The goal of value-added measurement is to improve upon teacher evaluation by centering on the outcomes that matter most. The fact that not all teachers teach currently tested subjects or large classes does not preclude the use of the test scores to measure the performance of teachers for whom we do have sufficient relevant data. Even so, some teachers will need to be measured by schoolwide gains. Under a bonus system, teachers measured by schoolwide gains could have lower potential rewards than teachers who are under higher level of scrutiny. Alternatively, schools can introduce new assessments in a wider variety of subjects. The data from these additional tests could be helpful for diagnosing student progress and for measuring teacher performance. The common complaint that teachers will compete, rather than collaborate, under evaluation systems that use test scores to measure individual teacher performance can also be addressed. Including a schoolwide performance measure for all teachers — including those who will be measured individually — will ensure that teachers continue to collaborate. In fact, it may drive them to collaborate more than before.

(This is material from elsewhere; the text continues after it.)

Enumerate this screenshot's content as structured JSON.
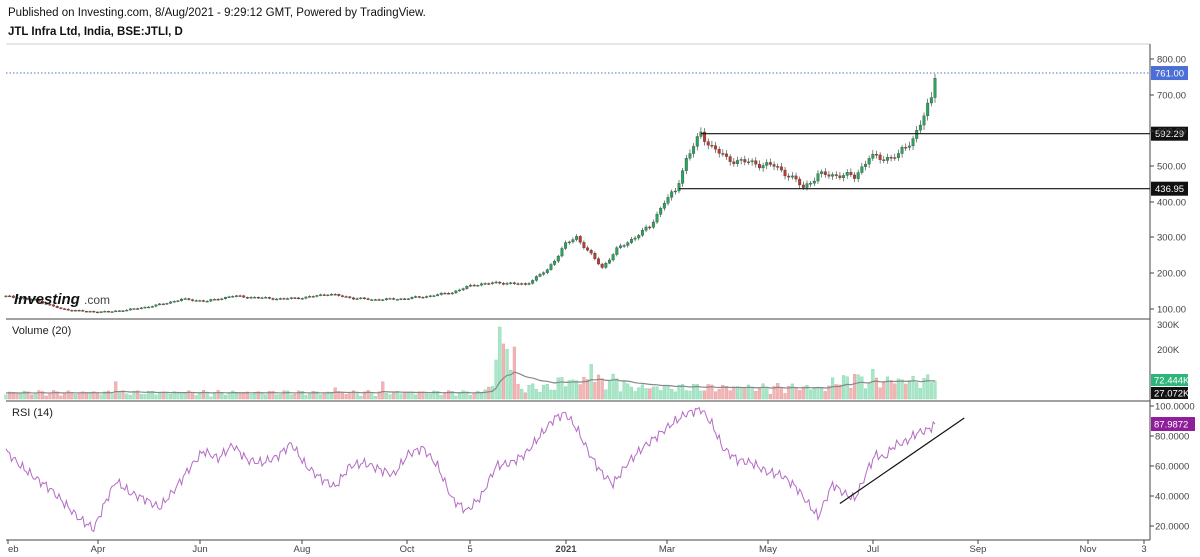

Concerning the use of multiple evaluators, Toch and Rothman argue that principals often fail to differentiate levels of performance when evaluating teachers. Toch and Rothman suggest that this phenomenon may be due both to the unwillingness of principals and their inability to measure teachers accurately. To address these problems and principals’ subjectivity, Toch and Rothman recommend the use of carefully trained peer evaluators (typically senior teachers) whose perspectives can broaden the pool of viewpoints.
Unfortunately, allowing teachers to evaluate one another simply replaces one type of subjectivity with another. Teachers can use evaluations of peers as a way to solve petty grievances and vendettas. The work of the University of Michigan's Brian Jacob and Brigham Young University's Lars Lefgren and of Douglas Harris and Florida State University's Tim Sass indicates that principals are capable of evaluating teachers accurately. The problems with principal evaluations arise under the current system of teacher tenure, in which the process of removing a low-performing teacher is doubtful and can take several years. Principals thus face real disincentives to giving negative performance evaluations and thereby alienating teachers.